As stated at the outset of this opinion, this litigation does not involve any specific plan, but only the validity of the statute itself. In order to hold the statute void, we would have to be convinced that no conceivable plan offered under the statute, no matter how minor in its impact, could possibly be valid, if it affected in any way the structure of local government. We are not so convinced.

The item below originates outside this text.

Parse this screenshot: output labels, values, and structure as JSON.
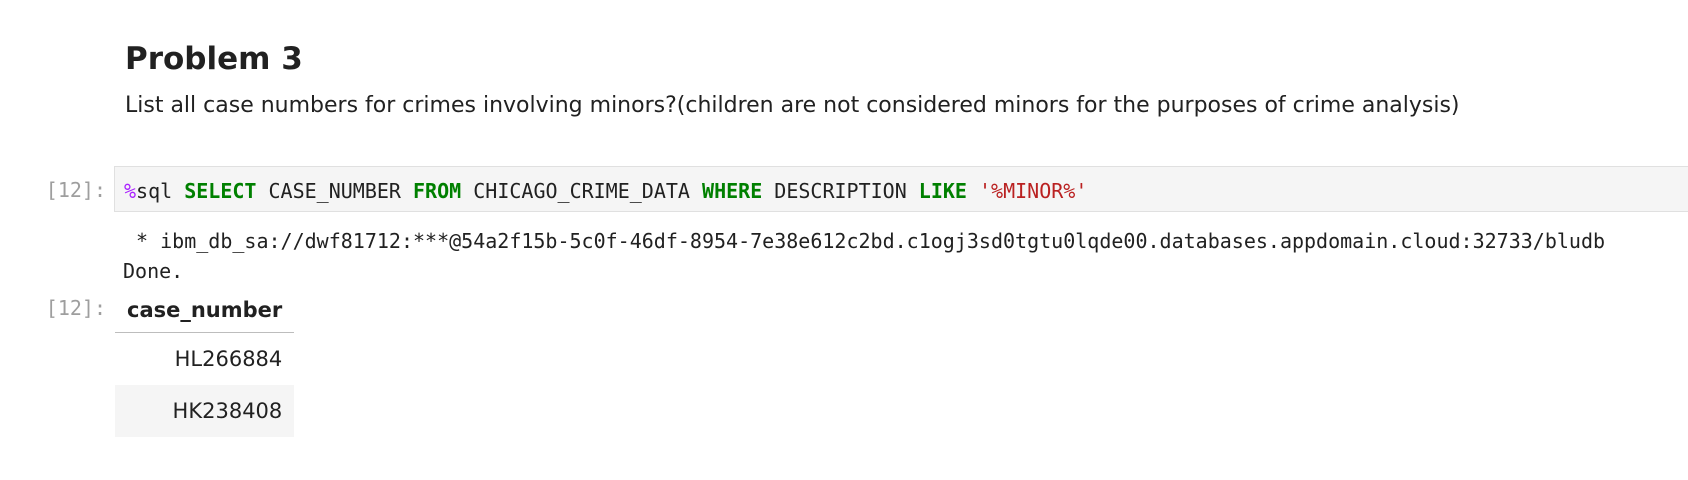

We do not find in the Kentucky Constitution such declarations against local self-government as to forbid unequivocally any venture at all by local voters into the area of structure of local government. It is true that Section 60 forbids the enactment of laws "to take effect upon the approval of any other authority than the General Assembly," but it expressly exempts laws for "the regulation by counties, cities, towns or other municipalities of their local affairs." It is true also that Section 156, dealing with cities, says: "The organization and powers of each class shall be defined and provided for by general laws, so that all municipal corporations of the same class shall possess the same powers and be subject to the same restrictions." We are not persuaded, however, that no plan proposed under the statute here in issue could possibly avoid violating Section 156. It further is true that Sections 97 to 108 designate various constitutional county offices and Section 144 provides for a fiscal court, but again we cannot say that any plan proposed under the statute here in issue would inevitably violate those sections.

Absent any all-inclusive, straight-out prohibition in our Constitution against the grant to local voters of any power of self-government in regard to the structure of local government, this Court is not disposed to bar the door to any and all possibility of action in this area.

It is our conclusion that the statute in question, in and of itself, is not subject to the constitutional infirmities asserted by the appellants.

The judgment is affirmed.


EDWARD P. HILL, Jr., and NEIKIRK, JJ., not sitting.